Rockpool Reflections: Where Vertipools Meet Coastal Resilience

Every so often a piece of research arrives that shifts your thinking and reminds you that even the things you think you know still have surprises in them. This happened recently when we read Sarah Darke’s MSc dissertation from the University of Plymouth.

We’ve worked with Vertipools for more than a decade. We know them as seashore habitats first and foremost. They give wildlife a foothold on smooth seawalls and help return some structure and complexity to the intertidal zone. Their value in that regard is proven and continues to grow year by year. What we hadn’t seen so clearly before now is their potential in flood and coastal defence.

Sarah set out to explore wave overtopping. Could a habitat unit like a Vertipool alter the way waves behave when they hit a seawall? The answer turned out to be yes…..a clear yes! Every configuration she tested reduced wave overtopping compared with a bare wall. That alone is worth celebrating. The real eye-opener though was the positioning, a single row of Vertipools at the very top of the seawall did the most work. A clean horizontal line, no additional rows beneath produced a 97% decrease in wave overtopping. Once anything was added lower down the effect at the top diminished, in some cases the lower rows even interfered to the point where the overtopping benefit was diminished.

This is fascinating because the ecological story lives further down the wall. That lower intertidal band is where we see the strongest colonisation and the richest mix of species, so now we have a bit of tension to play with. The hydraulic benefit wants to sit high up while the intertidal ecological value sits low. It is exactly the sort of design puzzle we enjoy. Two systems overlapping and interacting and asking us to rethink the assumptions baked into both.

It also gives us a clear map for our next steps. Throughout 2026 Artecology will be running a new line of R&D that builds on Sarah’s findings. We want to understand how to hold both benefits in the same place without one blunting the other. Smaller units may help, the S-Type Vertipool for example has less bulk and might sit comfortably lower down without interrupting what the upper row is doing. Our Refugia Tiles may also come into their own here, they provide microhabitats and textural cues for early colonisation but do not present the same level of protrusion into the wave path. It feels likely that a mix of models and scales will form the basis of the next generation of arrays.

There is also the question of forces. Sarah’s work focused on overtopping performance rather than on the energy and pressures the units themselves encounter, so we now need to explore dynamic loading in more detail. What forces do the units experience, how do the fixings behave under repeated impacts, where are the stress points. All of that will feed into refinements for future deployments particularly in more energetic environments.

This all sits within a wider national picture too. The shift from the old National Infrastructure Commission to the new National Infrastructure and Service Transformation Authority signals a continued interest in infrastructure that considers climate people place and value as linked not separate. Vertipools sit neatly in that space, they were created to support life but now appear to offer genuine resilience benefits as well. That is the kind of multifunctionality that national bodies say they want from future infrastructure. It feels important that we bring this Island based work into that conversation.

So the next year will see more flume time more sensors more field testing and more time on the wall watching what actually happens in the tide.

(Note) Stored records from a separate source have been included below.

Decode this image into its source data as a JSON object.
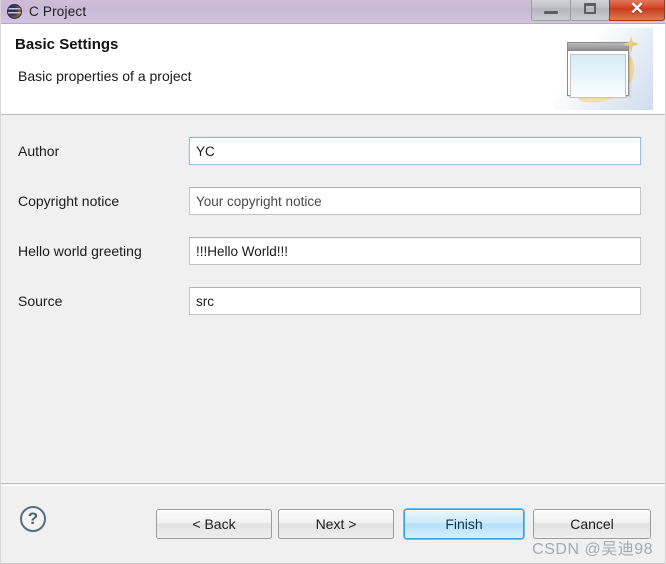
{
  "window": {
    "title": "C Project",
    "app_icon": "eclipse-icon",
    "controls": {
      "minimize_label": "–",
      "restore_label": "❐",
      "close_label": "✕"
    }
  },
  "header": {
    "title": "Basic Settings",
    "description": "Basic properties of a project",
    "banner_icon": "wizard-window-sparkle-icon"
  },
  "form": {
    "fields": [
      {
        "label": "Author",
        "value": "YC",
        "placeholder": "",
        "focused": true,
        "muted": false
      },
      {
        "label": "Copyright notice",
        "value": "Your copyright notice",
        "placeholder": "",
        "focused": false,
        "muted": true
      },
      {
        "label": "Hello world greeting",
        "value": "!!!Hello World!!!",
        "placeholder": "",
        "focused": false,
        "muted": false
      },
      {
        "label": "Source",
        "value": "src",
        "placeholder": "",
        "focused": false,
        "muted": false
      }
    ]
  },
  "footer": {
    "help_label": "?",
    "buttons": {
      "back": "< Back",
      "next": "Next >",
      "finish": "Finish",
      "cancel": "Cancel"
    }
  },
  "watermark": {
    "text": "CSDN @吴迪98"
  },
  "colors": {
    "titlebar": "#c8b8d4",
    "body_bg": "#f0f0f0",
    "primary_button_border": "#3c9cd9",
    "focus_border": "#9cc0dd",
    "close_button": "#d4492a"
  }
}
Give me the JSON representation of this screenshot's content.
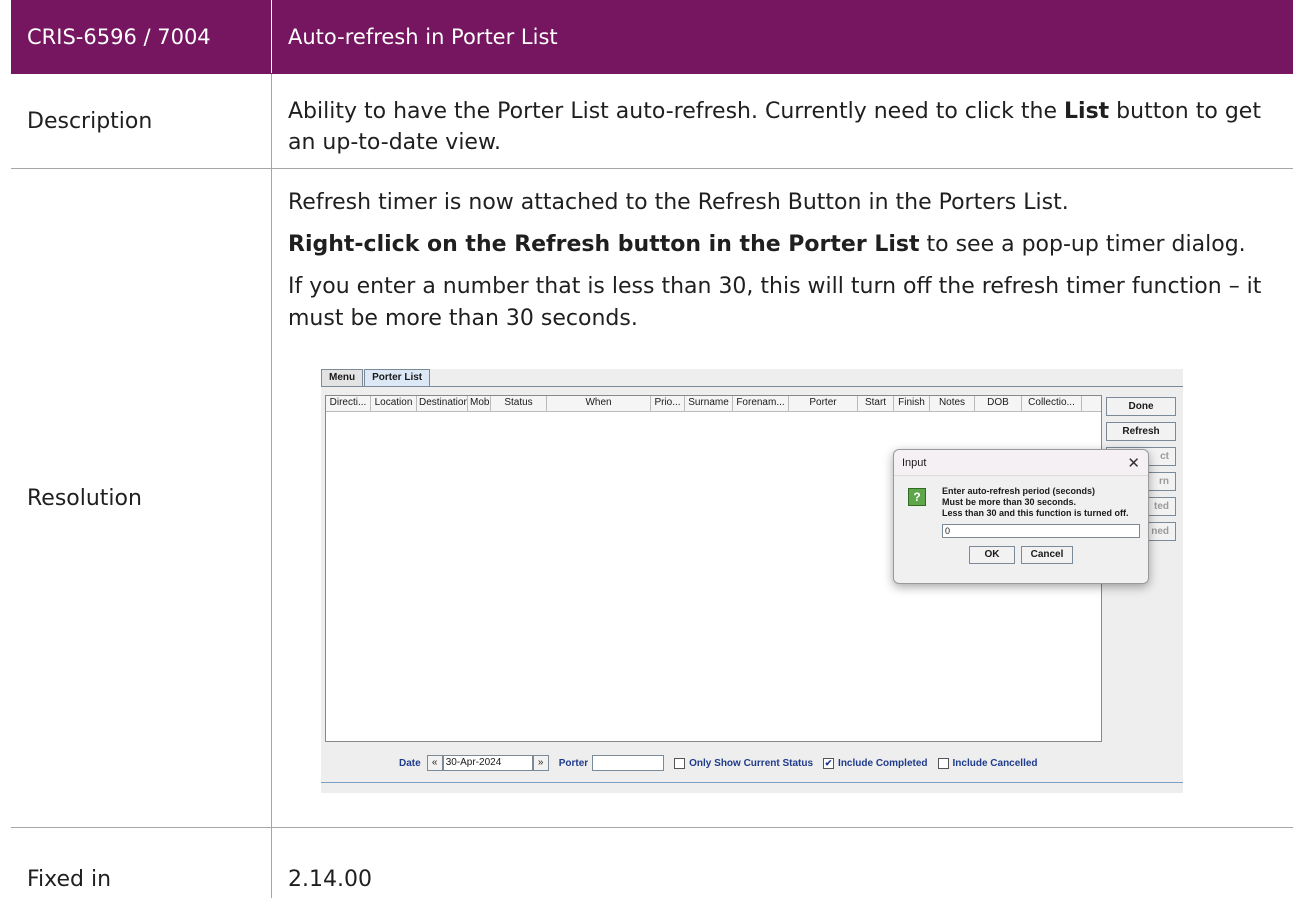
{
  "header": {
    "id": "CRIS-6596 / 7004",
    "title": "Auto-refresh in Porter List"
  },
  "description": {
    "label": "Description",
    "text_before": "Ability to have the Porter List auto-refresh. Currently need to click the ",
    "bold": "List",
    "text_after": " button to get an up-to-date view."
  },
  "resolution": {
    "label": "Resolution",
    "p1": "Refresh timer is now attached to the Refresh Button in the Porters List.",
    "p2_bold": "Right-click on the Refresh button in the Porter List",
    "p2_rest": " to see a pop-up timer dialog.",
    "p3": "If you enter a number that is less than 30, this will turn off the refresh timer function – it must be more than 30 seconds."
  },
  "fixed": {
    "label": "Fixed in",
    "value": "2.14.00"
  },
  "app": {
    "tabs": [
      "Menu",
      "Porter List"
    ],
    "columns": [
      "Directi...",
      "Location",
      "Destination",
      "Mob",
      "Status",
      "When",
      "Prio...",
      "Surname",
      "Forenam...",
      "Porter",
      "Start",
      "Finish",
      "Notes",
      "DOB",
      "Collectio..."
    ],
    "buttons": [
      "Done",
      "Refresh",
      "ct",
      "rn",
      "ted",
      "ned"
    ],
    "footer": {
      "date_label": "Date",
      "date_value": "30-Apr-2024",
      "porter_label": "Porter",
      "only_current": "Only Show Current Status",
      "include_completed": "Include Completed",
      "include_cancelled": "Include Cancelled"
    },
    "dialog": {
      "title": "Input",
      "line1": "Enter auto-refresh period (seconds)",
      "line2": "Must be more than 30 seconds.",
      "line3": "Less than 30 and this function is turned off.",
      "value": "0",
      "ok": "OK",
      "cancel": "Cancel"
    }
  }
}
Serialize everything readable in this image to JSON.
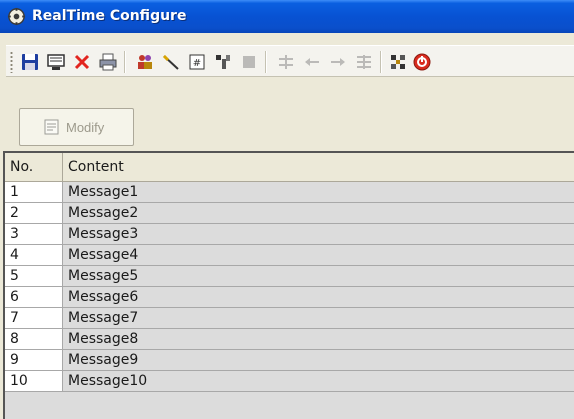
{
  "window": {
    "title": "RealTime Configure"
  },
  "toolbar": {
    "buttons": [
      {
        "icon": "save-icon"
      },
      {
        "icon": "monitor-icon"
      },
      {
        "icon": "delete-icon"
      },
      {
        "icon": "print-icon"
      },
      {
        "icon": "users-icon"
      },
      {
        "icon": "pencil-icon"
      },
      {
        "icon": "number-icon"
      },
      {
        "icon": "tools-icon"
      },
      {
        "icon": "stop-icon"
      },
      {
        "icon": "align-top-icon"
      },
      {
        "icon": "arrow-left-icon"
      },
      {
        "icon": "arrow-right-icon"
      },
      {
        "icon": "align-bottom-icon"
      },
      {
        "icon": "network-icon"
      },
      {
        "icon": "power-icon"
      }
    ]
  },
  "actions": {
    "modify_label": "Modify"
  },
  "table": {
    "headers": {
      "no": "No.",
      "content": "Content"
    },
    "rows": [
      {
        "no": "1",
        "content": "Message1"
      },
      {
        "no": "2",
        "content": "Message2"
      },
      {
        "no": "3",
        "content": "Message3"
      },
      {
        "no": "4",
        "content": "Message4"
      },
      {
        "no": "5",
        "content": "Message5"
      },
      {
        "no": "6",
        "content": "Message6"
      },
      {
        "no": "7",
        "content": "Message7"
      },
      {
        "no": "8",
        "content": "Message8"
      },
      {
        "no": "9",
        "content": "Message9"
      },
      {
        "no": "10",
        "content": "Message10"
      }
    ]
  }
}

We will combine ecological surveys with overtopping measurements to see how these two worlds coexist and where they reinforce each other. The long term aim is simple. Coastal structures that work with nature rather than edit it out. Structures that carry ecological value and resilience value in the same space.

Vertipools began life as a way to put rockpools back where they had been lost. This new research shows they may also have a role to play in the future design of our coastal defences. It is an exciting moment for us and we look forward to sharing the results of the next phase of work as it unfolds.